Custom Loss Function RCE


I’m trying to implement a custom loss function that is a regularization of the standard cross entropy loss function. Essentially I’m adding a penalty parameter. I was wondering the best way to implement this loss function - as a nn.Module, or just a def myloss() type. I can provide specifications for the function if necessary.

Thanks in advance!

If your custom loss function uses internal parameters or some other arguments, I would use the nn.Module approach as it will properly encapsulate all attributes.
On the other hand you could just define a method, if you are using a pure functional approach.


Thanks for the input! I think I’ll go with the nn.Module approach. If I do this, I shouldn’t need to define a backward function, only a forward, correct?

If you are using PyTorch methods only (no numpy etc.) you can just define forward, as Autograd will automatically create the backward.

Before implementing the RCE (adding penalty parameter), I wanted to make sure my model works with the regular cross entropy function (the RCE required for my model only guarantees smoothness in probability distribution - when penalty parameter is set to 0 in my custom loss, it is the normal CE loss function). However, I don’t believe I have the data in correct format.

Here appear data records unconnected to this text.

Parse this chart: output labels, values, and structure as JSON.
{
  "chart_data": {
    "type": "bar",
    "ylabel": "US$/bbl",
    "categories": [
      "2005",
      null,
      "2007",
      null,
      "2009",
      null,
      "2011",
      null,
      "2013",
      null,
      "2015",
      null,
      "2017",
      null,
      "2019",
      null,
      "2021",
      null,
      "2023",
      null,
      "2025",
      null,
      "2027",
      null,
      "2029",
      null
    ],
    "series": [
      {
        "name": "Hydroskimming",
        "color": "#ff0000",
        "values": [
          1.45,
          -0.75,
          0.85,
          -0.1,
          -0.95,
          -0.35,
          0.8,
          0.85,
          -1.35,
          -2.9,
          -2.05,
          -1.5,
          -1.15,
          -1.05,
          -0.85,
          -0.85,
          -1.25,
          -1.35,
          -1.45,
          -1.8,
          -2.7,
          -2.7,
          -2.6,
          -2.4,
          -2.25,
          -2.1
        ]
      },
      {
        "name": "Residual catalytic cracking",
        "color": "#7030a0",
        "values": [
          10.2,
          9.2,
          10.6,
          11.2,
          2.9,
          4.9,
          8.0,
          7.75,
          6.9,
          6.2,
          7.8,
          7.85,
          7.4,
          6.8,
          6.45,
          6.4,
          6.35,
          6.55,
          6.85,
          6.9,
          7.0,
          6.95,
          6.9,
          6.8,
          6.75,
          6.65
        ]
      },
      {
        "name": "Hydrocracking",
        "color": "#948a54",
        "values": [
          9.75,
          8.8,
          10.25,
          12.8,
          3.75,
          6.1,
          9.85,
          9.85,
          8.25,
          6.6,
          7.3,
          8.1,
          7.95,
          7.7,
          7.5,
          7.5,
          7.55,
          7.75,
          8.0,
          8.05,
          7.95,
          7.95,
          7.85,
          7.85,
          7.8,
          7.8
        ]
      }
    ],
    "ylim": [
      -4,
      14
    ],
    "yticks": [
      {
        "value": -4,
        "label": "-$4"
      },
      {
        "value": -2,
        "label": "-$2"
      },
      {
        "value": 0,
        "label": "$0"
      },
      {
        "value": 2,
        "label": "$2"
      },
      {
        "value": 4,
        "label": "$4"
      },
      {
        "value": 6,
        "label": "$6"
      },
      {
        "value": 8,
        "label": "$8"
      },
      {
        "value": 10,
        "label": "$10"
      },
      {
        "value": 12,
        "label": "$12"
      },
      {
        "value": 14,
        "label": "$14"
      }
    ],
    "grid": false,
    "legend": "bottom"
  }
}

When calling:

nn.CrossEntropyLoss()(out, target.squeeze())

I get a run time error:

RuntimeError: multi-target not supported at /pytorch/aten/src/THCUNN/generic/

A little background:
My data looks like this:

1.0, 72
0.9741266547569558, 69
0.8379395394315619, 68
0.6586391650305975, 77
0.8268797607858336, 55
0.1315648101238786, 69
0.016174165344821745, 74
0.09840399297894489, 87
0.6690187519456767, 65
0.38906138226255316, 68

The data is representative of: y,C(dy), where y is the output of a defined mathematical function, and C(dy) is the class to which each point should belong. (With this specific data set, I have 144 classes.)

dy is generated by taking y[i+1] - y[i]. The number of classes for the entire data set is:

int(np.floor(abs(dy.amax - dy.amin) / 0.04)).

The 0.04 is just a specified classification ‘bin’ width.

The line before I call the loss function, my out is a tensor of size [20,100], and my target is a tensor of size [20,100] (after a target.squeeze().

Any ideas?

Edit: Fix formatting.

After further investigation, I did not have the correct class. I ended up removing everything relating to numpy and used pure pytorch methods. I fixed the loss using CEL by calling:

loss = nn.CrossEntropyLoss()(out, torch.max(target,1)[1])

However, I’m not quite sure what changing the targets argument actually did.